Interest you receive as the holder of a company bond or debenture is included in your tax return as interest income. Special rules apply if you sell a company bond before the company returns the money that it borrowed, or if the bond is exchanged for shares in the borrowing company or another company.
Under the debt and equity rules 974-70(1)(b) & (a), the dividends on some shares are treated in the same way as interest on a loan for some tax law purposes. These shares are called non-equity shares. In some circumstances, a redeemable preference share may be a non-equity share. The side of the debt/equity borderline shows where interest of a company lies that is relevant in determining the tax treatment of a return on interest, whether frankable or deductible. “Whether an interest is a debt interest or an equity interest matters because returns on debt interests are not frankable but may be deductible while returns on equity interests are not deductible but may be frankable.” (Div 974). The definition of debt also is a key component of thin capitalisation rules, as such what deductions are disallowed. They also allow for equity holders to be separated from creditor holders. However, a mis-characterisation can occur under the thin capitalisation rules as the definition of debt is based more on the legal form than economic substance.

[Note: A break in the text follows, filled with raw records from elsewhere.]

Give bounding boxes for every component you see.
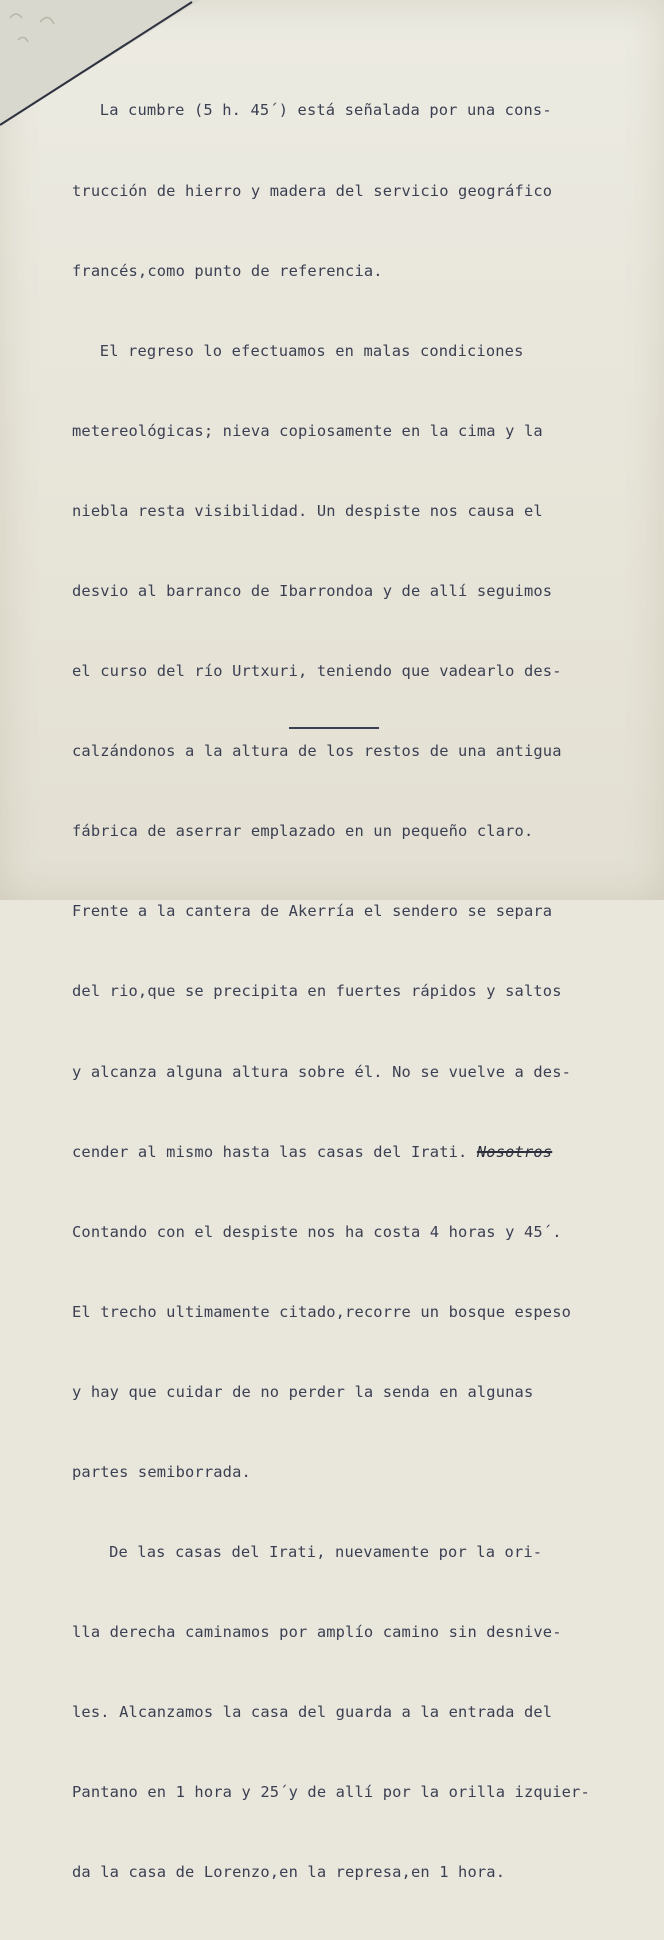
text-line (72, 1459, 662, 1486)
text-line (72, 898, 662, 925)
text-line (72, 658, 662, 685)
text-line (72, 498, 662, 525)
text-line (72, 578, 662, 605)
line-text: el curso del río Urtxuri, teniendo que vadearlo des- (72, 662, 562, 681)
line-text: metereológicas; nieva copiosamente en la cima y la (72, 421, 543, 440)
text-line (72, 1619, 662, 1646)
text-line (72, 978, 662, 1005)
line-text: francés,como punto de referencia. (72, 261, 383, 280)
text-line (72, 1539, 662, 1566)
text-line (72, 418, 662, 445)
line-text: y alcanza alguna altura sobre él. No se vuelve a des- (72, 1062, 572, 1081)
text-line (72, 97, 662, 124)
text-line (72, 1299, 662, 1326)
text-line (72, 738, 662, 765)
struck-word: Nosotros (476, 1142, 553, 1161)
line-text: fábrica de aserrar emplazado en un pequeño claro. (72, 822, 534, 841)
line-text: cender al mismo hasta las casas del Irati. (72, 1142, 477, 1161)
line-text: El trecho ultimamente citado,recorre un bosque espeso (72, 1302, 572, 1321)
line-text: Contando con el despiste nos ha costa 4 horas y 45´. (72, 1222, 562, 1241)
line-text: del rio,que se precipita en fuertes rápidos y saltos (72, 982, 562, 1001)
text-line (72, 1859, 662, 1886)
text-line (72, 1379, 662, 1406)
line-text: partes semiborrada. (72, 1463, 251, 1481)
closing-rule (289, 727, 379, 729)
text-line (72, 818, 662, 845)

Under the new law in part 3-5 ITAA 1997, an interest in a company is a debt interest (satisfying the debt test 974-15(1)), if at the time of its issue, there is a scheme that is a financing arrangement under which the company has an effectively non-contingent obligation to pay an amount (or several amounts) to the holder of the interest at least equal to its issue price.
Profit Participating Debentures 11+ Years
If the term of the interest is 10 years or less, the amount paid to the holder must equal or exceed the issue price in nominal value terms 974-35. If the term is greater than 10 years, the amount to be paid to the holder must equal or exceed the issue price in present value terms 974-50.
Perpetual Debenture (principle is only repayable on liquidation)
It is defined as the bond with no maturity date. The difference in tax consequence would be defined in Act 2001 paragraph 2.193. Sometimes it is necessary to calculate the present value of an indefinite number of returns because the instrument is perpetual. In cases like these where the value or amount of the financial benefit received is the same for each year, as the term ‘n’ in the formula in subsection 974 50(4) approaches infinity the total value of the returns on a present value basis can be approximated as: amount or value of financial benefit in nominal terms adjusted benchmark rate of return.
Calculating present value for perpetual instruments. The deduction under 25-85 capped the benchmark rate of return + 1.5%. The value of the financial benefit provided will be the sum of the present value of these financial benefits discounted using an adjusted benchmark rate of return. Therefore, because the present value of the financial benefits to be provided in the future exceeds the issue price of the notes, the notes constitute debt interests.